R. Madagascar ? Il faut être prudents. Les résultats seront sans doute invalidés. On va vers de fortes tensions. La France a une position différente de celle des USA ou de l’Afrique du Sud. Il y a aussi un enjeu de puissances. La Chine, premier partenaire économique, est présente dans tous les pays sauf quatre. 10 G$ d’investissements en 2000. 100 en 2013. La Chine a un besoin de diversification minière, pétrolière et en ressources naturelles du sol. Dans 20 ans, l’Afrique comptera pour 30% dans la satisfaction de ses besoins en énergie fossile. L’ « Atelier du Monde » voit aussi la croissance des besoins des populations africaines auxquels il peut répondre facilement. Des zones spéciales se sont créées qui sont essentiellement des zones de traitement et de réexportation disposant d’un régime fiscal favorable. La Chine a un déficit de MO dans des zones périphériques a salaires élevés et cherche à le combler par ce moyen en Afrique.
Mais l’Inde est également très présente à tous les niveaux technologiques (pharmacie, services…). 7 G$ d’investissements en 2000, 70 aujourd’hui.
Justice ? À l’exception de Maurice et de l’AFS, la faible indépendance de la justice est une question centrale. Il y a là une priorité sur les rémunérations et pour le traitement des biens mal acquis. Il y a eu des avancées dans le cadre du NEPAD freinées par la crainte d’ingérences. Il est reproché à la CPI de ne s’intéresser qu’aux dictateurs africains.
Q3. Quels sont les facteurs clés d’une croissance plus homogène de la croissance ?
R. Les deux Afriques vont continuer à coexister. Il y a des zones où la croissance démographique est trop difficile à gérer (Mali, Somalie…), des espaces où le contrôle régalien est trop faible avec des zones d’instabilité politique croissante à caractère mafieux. L’arc soudano-saharien est très instable avec des risques de contagion non négligeables aux pays limitrophes qui justifient en particulier des interventions comme celle en RCA. Bref l’Afrique sera de plus en plus contrastée. Il paraît difficile que l’UE reste durablement insensible à la question mais les solutions devront être politiques.
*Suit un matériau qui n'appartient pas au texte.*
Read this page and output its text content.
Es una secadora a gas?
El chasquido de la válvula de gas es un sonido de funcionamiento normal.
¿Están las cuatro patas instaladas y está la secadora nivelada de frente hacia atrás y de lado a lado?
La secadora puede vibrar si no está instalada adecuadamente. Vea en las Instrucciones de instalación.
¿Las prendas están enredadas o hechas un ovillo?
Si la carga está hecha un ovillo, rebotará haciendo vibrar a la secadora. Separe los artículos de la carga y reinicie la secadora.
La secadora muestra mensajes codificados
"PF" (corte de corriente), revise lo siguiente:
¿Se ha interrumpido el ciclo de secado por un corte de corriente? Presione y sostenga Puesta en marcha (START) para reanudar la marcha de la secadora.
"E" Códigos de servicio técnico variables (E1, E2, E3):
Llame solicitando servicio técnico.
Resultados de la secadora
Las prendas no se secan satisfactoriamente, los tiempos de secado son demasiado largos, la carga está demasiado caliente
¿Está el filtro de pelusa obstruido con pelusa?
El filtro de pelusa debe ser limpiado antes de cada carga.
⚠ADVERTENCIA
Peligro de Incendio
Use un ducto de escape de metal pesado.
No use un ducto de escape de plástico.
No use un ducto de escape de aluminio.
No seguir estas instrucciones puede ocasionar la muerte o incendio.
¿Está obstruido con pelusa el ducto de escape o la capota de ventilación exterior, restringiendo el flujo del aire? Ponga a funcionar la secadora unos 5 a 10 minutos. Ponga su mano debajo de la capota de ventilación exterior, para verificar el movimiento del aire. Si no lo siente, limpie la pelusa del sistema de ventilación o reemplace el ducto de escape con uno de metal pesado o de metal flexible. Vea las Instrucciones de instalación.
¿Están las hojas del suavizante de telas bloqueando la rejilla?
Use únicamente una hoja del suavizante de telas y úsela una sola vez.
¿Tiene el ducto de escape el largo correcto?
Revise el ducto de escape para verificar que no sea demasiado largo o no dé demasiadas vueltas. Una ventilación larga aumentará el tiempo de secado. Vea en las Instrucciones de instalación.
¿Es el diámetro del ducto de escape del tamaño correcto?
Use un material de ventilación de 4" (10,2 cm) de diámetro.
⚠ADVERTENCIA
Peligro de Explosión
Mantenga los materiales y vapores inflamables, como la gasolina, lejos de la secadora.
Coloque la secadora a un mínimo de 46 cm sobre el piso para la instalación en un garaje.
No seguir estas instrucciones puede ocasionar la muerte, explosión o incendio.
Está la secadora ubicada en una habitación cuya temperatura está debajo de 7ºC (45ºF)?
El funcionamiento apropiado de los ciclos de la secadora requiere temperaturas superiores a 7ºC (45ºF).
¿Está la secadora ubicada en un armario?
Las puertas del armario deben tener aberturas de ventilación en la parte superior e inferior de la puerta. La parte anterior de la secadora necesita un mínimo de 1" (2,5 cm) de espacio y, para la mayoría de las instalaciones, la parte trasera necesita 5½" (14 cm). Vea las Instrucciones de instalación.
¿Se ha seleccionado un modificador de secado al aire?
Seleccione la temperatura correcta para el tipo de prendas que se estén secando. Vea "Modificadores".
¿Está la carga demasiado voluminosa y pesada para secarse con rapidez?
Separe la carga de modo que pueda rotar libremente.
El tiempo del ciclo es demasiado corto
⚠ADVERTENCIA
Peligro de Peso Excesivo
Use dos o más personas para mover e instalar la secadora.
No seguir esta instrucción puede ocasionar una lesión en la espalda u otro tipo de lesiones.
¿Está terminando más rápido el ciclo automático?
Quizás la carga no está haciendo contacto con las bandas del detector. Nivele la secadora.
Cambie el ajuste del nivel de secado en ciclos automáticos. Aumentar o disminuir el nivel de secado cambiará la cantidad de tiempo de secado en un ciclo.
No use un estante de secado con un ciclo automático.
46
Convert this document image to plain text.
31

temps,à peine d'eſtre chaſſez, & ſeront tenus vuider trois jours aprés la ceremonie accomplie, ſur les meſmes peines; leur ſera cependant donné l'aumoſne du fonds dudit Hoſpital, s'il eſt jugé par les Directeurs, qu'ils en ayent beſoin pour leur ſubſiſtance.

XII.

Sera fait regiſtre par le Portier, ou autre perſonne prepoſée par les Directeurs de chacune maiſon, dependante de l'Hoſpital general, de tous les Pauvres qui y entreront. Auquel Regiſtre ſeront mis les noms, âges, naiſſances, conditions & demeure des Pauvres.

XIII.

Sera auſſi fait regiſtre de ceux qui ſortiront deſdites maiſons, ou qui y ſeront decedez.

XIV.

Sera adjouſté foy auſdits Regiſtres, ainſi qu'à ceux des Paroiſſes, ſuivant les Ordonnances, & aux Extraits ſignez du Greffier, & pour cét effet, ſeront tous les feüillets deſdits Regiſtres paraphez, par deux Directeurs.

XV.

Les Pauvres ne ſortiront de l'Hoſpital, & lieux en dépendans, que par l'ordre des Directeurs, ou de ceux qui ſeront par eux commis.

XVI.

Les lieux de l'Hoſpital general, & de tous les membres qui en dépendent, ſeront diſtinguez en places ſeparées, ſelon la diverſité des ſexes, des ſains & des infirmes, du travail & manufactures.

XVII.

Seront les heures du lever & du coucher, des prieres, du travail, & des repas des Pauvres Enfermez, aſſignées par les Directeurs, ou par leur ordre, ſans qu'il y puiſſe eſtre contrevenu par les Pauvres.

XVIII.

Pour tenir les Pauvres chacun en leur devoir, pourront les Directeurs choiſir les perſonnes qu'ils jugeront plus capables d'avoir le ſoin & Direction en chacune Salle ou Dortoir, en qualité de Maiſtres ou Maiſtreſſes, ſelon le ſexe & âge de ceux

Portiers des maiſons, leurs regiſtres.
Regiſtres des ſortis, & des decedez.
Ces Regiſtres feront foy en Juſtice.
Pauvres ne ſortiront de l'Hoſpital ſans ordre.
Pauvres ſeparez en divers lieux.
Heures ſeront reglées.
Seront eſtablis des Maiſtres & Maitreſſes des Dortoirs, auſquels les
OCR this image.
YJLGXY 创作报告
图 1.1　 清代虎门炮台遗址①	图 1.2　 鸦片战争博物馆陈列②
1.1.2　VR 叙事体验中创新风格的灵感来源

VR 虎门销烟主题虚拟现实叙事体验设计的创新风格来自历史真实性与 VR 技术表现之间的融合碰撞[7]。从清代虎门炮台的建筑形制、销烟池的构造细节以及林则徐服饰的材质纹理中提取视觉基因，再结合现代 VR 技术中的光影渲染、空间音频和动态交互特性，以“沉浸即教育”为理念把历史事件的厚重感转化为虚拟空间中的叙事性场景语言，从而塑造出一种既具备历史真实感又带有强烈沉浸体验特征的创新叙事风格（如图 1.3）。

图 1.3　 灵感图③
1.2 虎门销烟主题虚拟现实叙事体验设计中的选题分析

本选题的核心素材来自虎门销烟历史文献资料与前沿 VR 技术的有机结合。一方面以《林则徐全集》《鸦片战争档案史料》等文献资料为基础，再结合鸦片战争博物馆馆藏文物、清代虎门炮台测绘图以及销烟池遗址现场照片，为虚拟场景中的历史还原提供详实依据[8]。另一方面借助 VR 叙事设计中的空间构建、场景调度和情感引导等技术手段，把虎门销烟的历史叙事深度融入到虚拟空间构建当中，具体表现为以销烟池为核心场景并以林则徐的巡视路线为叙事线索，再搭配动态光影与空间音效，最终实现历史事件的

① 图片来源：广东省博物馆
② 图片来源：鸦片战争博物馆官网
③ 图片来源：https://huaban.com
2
Q4. – En matière de développement, on semble se reposer sur la main invisible du marché et les ajustements structurels alors que des projets industriels importants pour répondre aux besoins des 5 à 600 M d’urbains en 2050 sont concevables et seraient justifiés. Les Africains pourraient-ils avoir une approche originale de cette question ?
– Pourquoi la croissance des pays francophones est-elle moindre que celle des anglophones ?
– L’Islam influera-t-il sur la dynamique de développement ?
– Quels liens construire entre l’UE et l’Afrique sur la question des migrations ?
R. Différence pays anglophones et francophones ? Les pays francophones ont de facto pris beaucoup plus tardivement leur indépendance réelle en main retardant la prise en charge des responsabilités. La zone Franc offre d’énormes avantages (comme l’€) mais elle est trop rattachée à l’€ avec une surévaluation de la monnaie. Il pourrait y avoir des réponses mais avec le même type de problèmes que ceux rencontrés avec la zone €.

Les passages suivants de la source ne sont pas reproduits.